A second brain, used right, is not an assistant. It is a memory. Markdown files in Obsidian, structured fields, links between people, meetings and decisions. Claude is the part that turns yesterday's conversations into structure overnight, so that today's question has somewhere to land. I bring the question, the system holds the receipts. Note what the system doesn't do. It doesn't decide. It doesn't write the email I should be writing. It doesn't summarise away the texture of a conversation. The output is plain markdown I can read line by line. The skills that run on top are narrow, one file, one folder, one job each. If I disappeared the LLM tomorrow, the notes are still there in a format I can grep, and I am better at navigating my own relationships and decisions than I was before I built the thing.

That's the test. After a year of using it, do I think better when the tool is off? For my setup, yes. For the MIT cohort, clearly no. Different tools. Same word.

The moment that converted me had no cleverness in it. I'd been carrying a low-grade sense that one part of the business was slow to decide and another part kept asking the same questions twice. I'd assumed it was process. After a few weeks of meeting transcripts being folded into per-person notes, the shape of the problem changed under me. A handful of people were sitting on top of communication paths nobody had drawn deliberately, and the right inputs were not reaching them. Decisions queued behind them, not because they were blockers by design, but because the graph had quietly grown that way. Nobody had drawn the structure. The data drew it for me. What changed wasn't my IQ. It was my working memory budget. Retention had moved into a file. Synthesis was what was left. The insight didn't require cleverness; it required not having to remember the inputs.
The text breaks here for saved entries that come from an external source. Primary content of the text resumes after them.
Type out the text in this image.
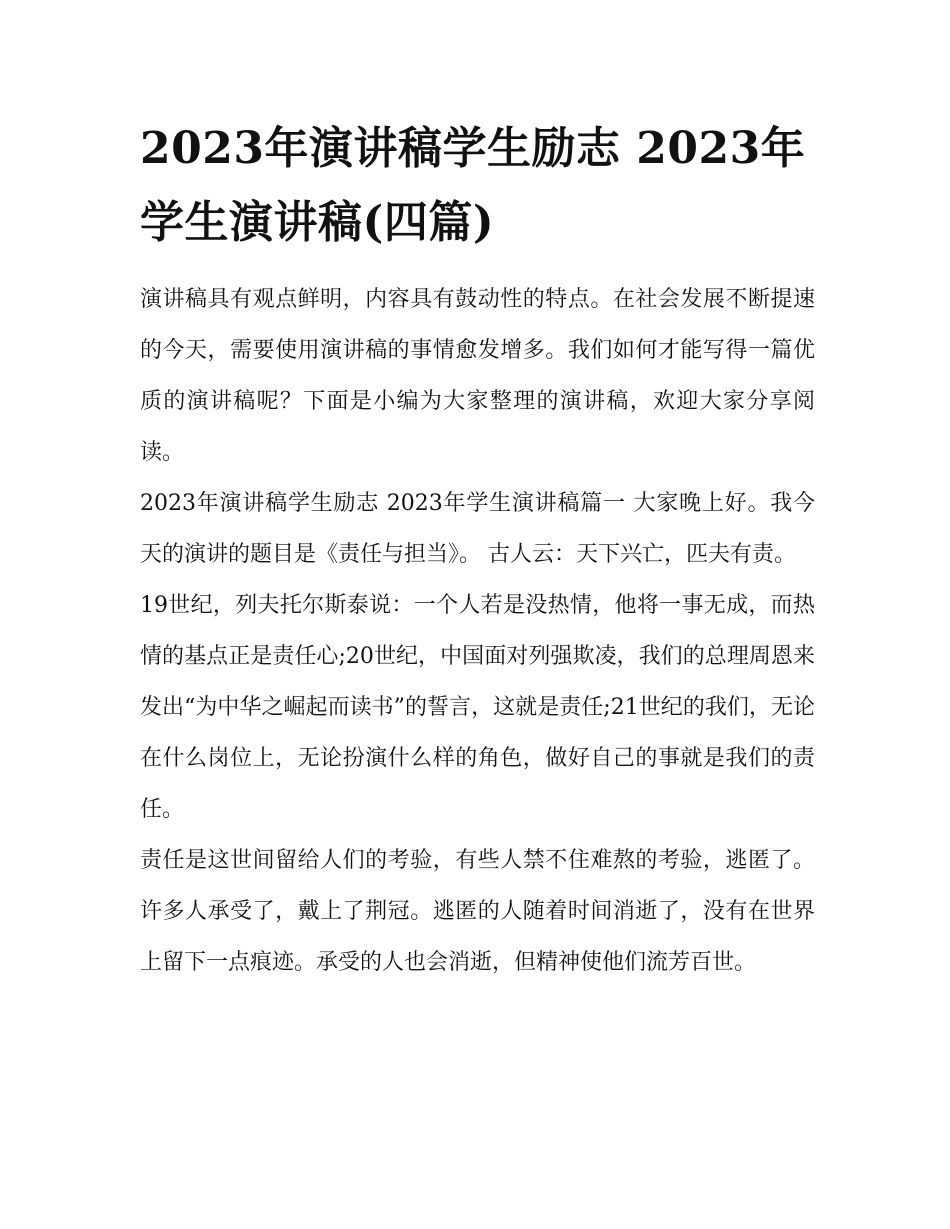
2023年演讲稿学生励志 2023年学生演讲稿(四篇)

演讲稿具有观点鲜明，内容具有鼓动性的特点。在社会发展不断提速的今天，需要使用演讲稿的事情愈发增多。我们如何才能写得一篇优质的演讲稿呢？下面是小编为大家整理的演讲稿，欢迎大家分享阅读。

2023年演讲稿学生励志 2023年学生演讲稿篇一 大家晚上好。我今天的演讲的题目是《责任与担当》。 古人云：天下兴亡，匹夫有责。

19世纪，列夫托尔斯泰说：一个人若是没热情，他将一事无成，而热情的基点正是责任心;20世纪，中国面对列强欺凌，我们的总理周恩来发出“为中华之崛起而读书”的誓言，这就是责任;21世纪的我们，无论在什么岗位上，无论扮演什么样的角色，做好自己的事就是我们的责任。

责任是这世间留给人们的考验，有些人禁不住难熬的考验，逃匿了。许多人承受了，戴上了荆冠。逃匿的人随着时间消逝了，没有在世界上留下一点痕迹。承受的人也会消逝，但精神使他们流芳百世。
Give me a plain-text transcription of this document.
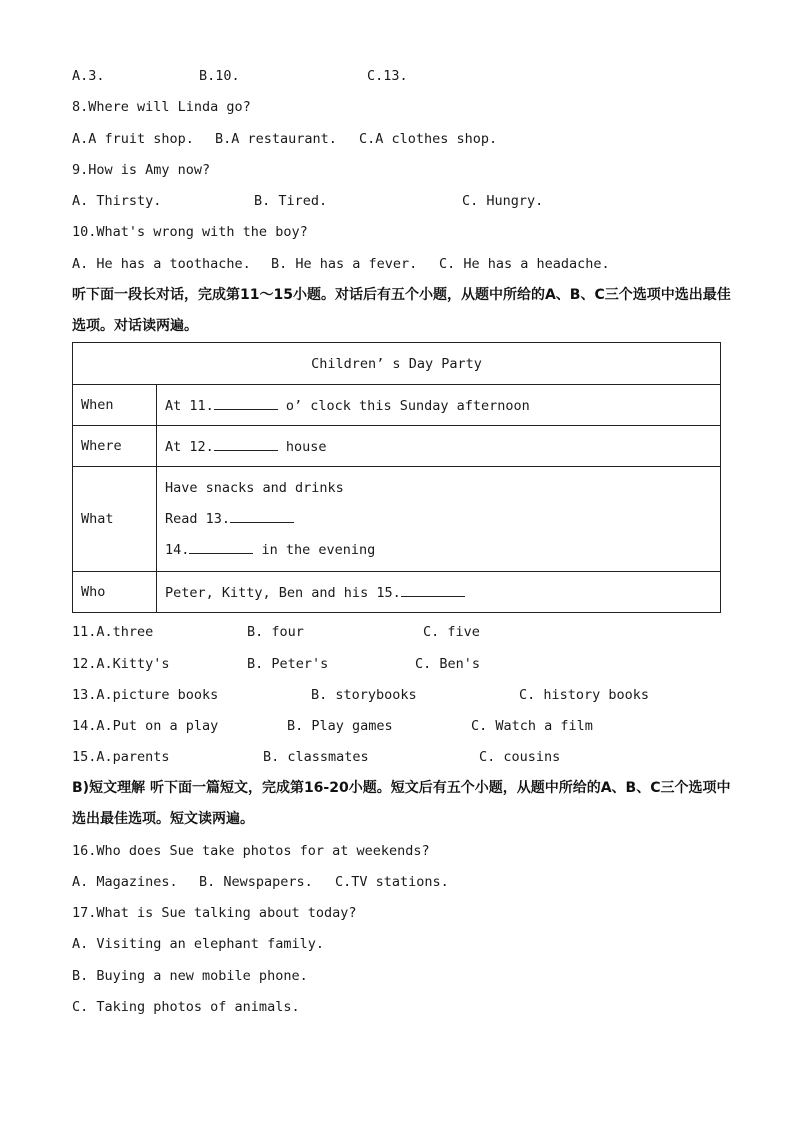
A.3.	B.10.	C.13.
8.Where will Linda go?
A.A fruit shop. B.A restaurant. C.A clothes shop.
9.How is Amy now?
A. Thirsty.	B. Tired.	C. Hungry.
10.What's wrong with the boy?
A. He has a toothache. B. He has a fever. C. He has a headache.
听下面一段长对话，完成第11～15小题。对话后有五个小题，从题中所给的A、B、C三个选项中选出最佳选项。对话读两遍。
Children’ s Day Party	
When	At 11. o’ clock this Sunday afternoon
Where	At 12. house
What	Have snacks and drinks
Read 13.
14. in the evening

Who	Peter, Kitty, Ben and his 15.
11.A.three	B. four	C. five
12.A.Kitty's	B. Peter's	C. Ben's
13.A.picture books	B. storybooks	C. history books
14.A.Put on a play	B. Play games	C. Watch a film
15.A.parents	B. classmates	C. cousins
B)短文理解 听下面一篇短文，完成第16-20小题。短文后有五个小题，从题中所给的A、B、C三个选项中选出最佳选项。短文读两遍。
16.Who does Sue take photos for at weekends?
A. Magazines. B. Newspapers. C.TV stations.
17.What is Sue talking about today?
A. Visiting an elephant family.
B. Buying a new mobile phone.
C. Taking photos of animals.
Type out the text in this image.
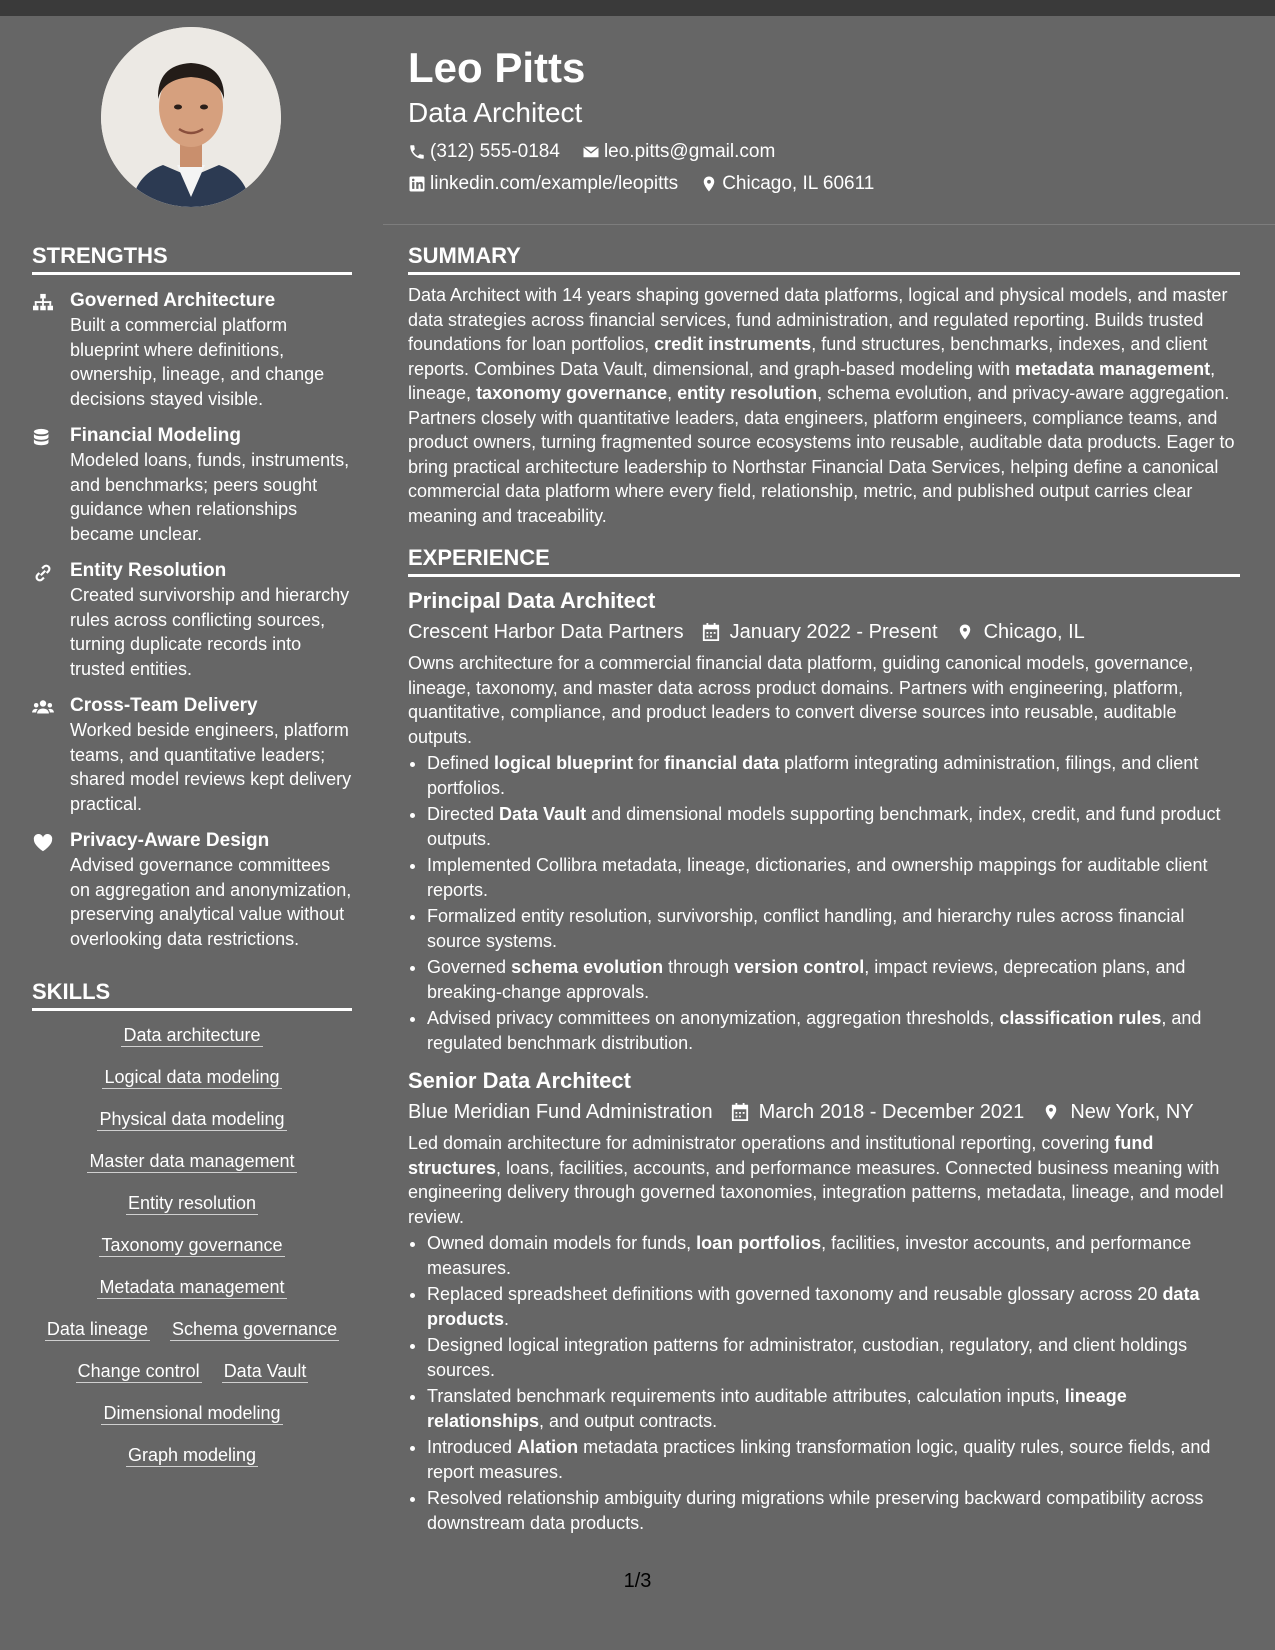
Leo Pitts
Data Architect
(312) 555-0184 leo.pitts@gmail.com
linkedin.com/example/leopitts Chicago, IL 60611
STRENGTHS
Governed Architecture
Built a commercial platform blueprint where definitions, ownership, lineage, and change decisions stayed visible.
Financial Modeling
Modeled loans, funds, instruments, and benchmarks; peers sought guidance when relationships became unclear.
Entity Resolution
Created survivorship and hierarchy rules across conflicting sources, turning duplicate records into trusted entities.
Cross-Team Delivery
Worked beside engineers, platform teams, and quantitative leaders; shared model reviews kept delivery practical.
Privacy-Aware Design
Advised governance committees on aggregation and anonymization, preserving analytical value without overlooking data restrictions.
SKILLS
Data architecture
Logical data modeling
Physical data modeling
Master data management
Entity resolution
Taxonomy governance
Metadata management
Data lineage Schema governance
Change control Data Vault
Dimensional modeling
Graph modeling
SUMMARY

Data Architect with 14 years shaping governed data platforms, logical and physical models, and master data strategies across financial services, fund administration, and regulated reporting. Builds trusted foundations for loan portfolios, credit instruments, fund structures, benchmarks, indexes, and client reports. Combines Data Vault, dimensional, and graph-based modeling with metadata management, lineage, taxonomy governance, entity resolution, schema evolution, and privacy-aware aggregation. Partners closely with quantitative leaders, data engineers, platform engineers, compliance teams, and product owners, turning fragmented source ecosystems into reusable, auditable data products. Eager to bring practical architecture leadership to Northstar Financial Data Services, helping define a canonical commercial data platform where every field, relationship, metric, and published output carries clear meaning and traceability.

EXPERIENCE
Principal Data Architect
Crescent Harbor Data Partners January 2022 - Present Chicago, IL
Owns architecture for a commercial financial data platform, guiding canonical models, governance, lineage, taxonomy, and master data across product domains. Partners with engineering, platform, quantitative, compliance, and product leaders to convert diverse sources into reusable, auditable outputs.
• Defined logical blueprint for financial data platform integrating administration, filings, and client portfolios.
• Directed Data Vault and dimensional models supporting benchmark, index, credit, and fund product outputs.
• Implemented Collibra metadata, lineage, dictionaries, and ownership mappings for auditable client reports.
• Formalized entity resolution, survivorship, conflict handling, and hierarchy rules across financial source systems.
• Governed schema evolution through version control, impact reviews, deprecation plans, and breaking-change approvals.
• Advised privacy committees on anonymization, aggregation thresholds, classification rules, and regulated benchmark distribution.
Senior Data Architect
Blue Meridian Fund Administration March 2018 - December 2021 New York, NY
Led domain architecture for administrator operations and institutional reporting, covering fund structures, loans, facilities, accounts, and performance measures. Connected business meaning with engineering delivery through governed taxonomies, integration patterns, metadata, lineage, and model review.
• Owned domain models for funds, loan portfolios, facilities, investor accounts, and performance measures.
• Replaced spreadsheet definitions with governed taxonomy and reusable glossary across 20 data products.
• Designed logical integration patterns for administrator, custodian, regulatory, and client holdings sources.
• Translated benchmark requirements into auditable attributes, calculation inputs, lineage relationships, and output contracts.
• Introduced Alation metadata practices linking transformation logic, quality rules, source fields, and report measures.
• Resolved relationship ambiguity during migrations while preserving backward compatibility across downstream data products.
1/3
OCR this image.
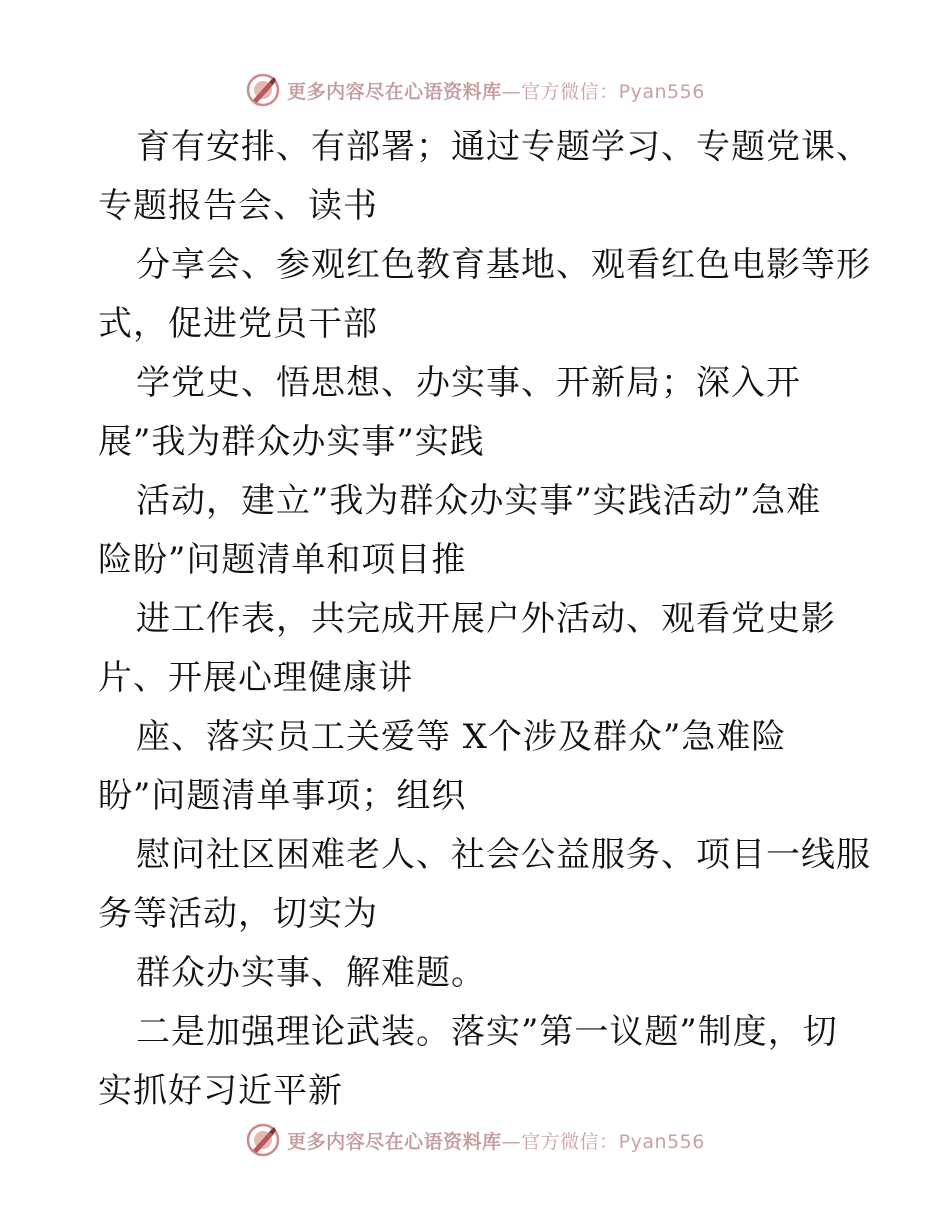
更多内容尽在心语资料库—官方微信：Pyan556
育有安排、有部署；通过专题学习、专题党课、
专题报告会、读书
分享会、参观红色教育基地、观看红色电影等形
式，促进党员干部
学党史、悟思想、办实事、开新局；深入开
展”我为群众办实事”实践
活动，建立”我为群众办实事”实践活动”急难
险盼”问题清单和项目推
进工作表，共完成开展户外活动、观看党史影
片、开展心理健康讲
座、落实员工关爱等 X个涉及群众”急难险
盼”问题清单事项；组织
慰问社区困难老人、社会公益服务、项目一线服
务等活动，切实为
群众办实事、解难题。
二是加强理论武装。落实”第一议题”制度，切
实抓好习近平新
更多内容尽在心语资料库—官方微信：Pyan556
The pattern in the surveys of knowledge workers using AI is consistent and worth taking seriously: the more you trust the model, the less critical thinking you do; the more you trust yourself, the more of it you do, at a higher cognitive cost. The risk vector isn't AI in general. It is the moment you stop being the one asking and become the one consuming. The discipline now is different from the one most knowledge workers have practised. It is not remembering. It is choosing what to ask. The questions I bring to a queryable second brain are themselves the work. A vague question gets a vague answer. A sharp one — where does this person sit in the communication graph, and who isn't in their feed? — gets a useful one. That is the part of thinking the next ten years will actually reward: asking the right thing of a system that can answer almost anything.

I don't worry that AI will make me think less. I worry that with retention finally outsourced, we will find out who had the good questions all along. That is a more interesting fear, and probably the right one.

I'd rather have one good question than ten good notes. Most of the work is getting to the question.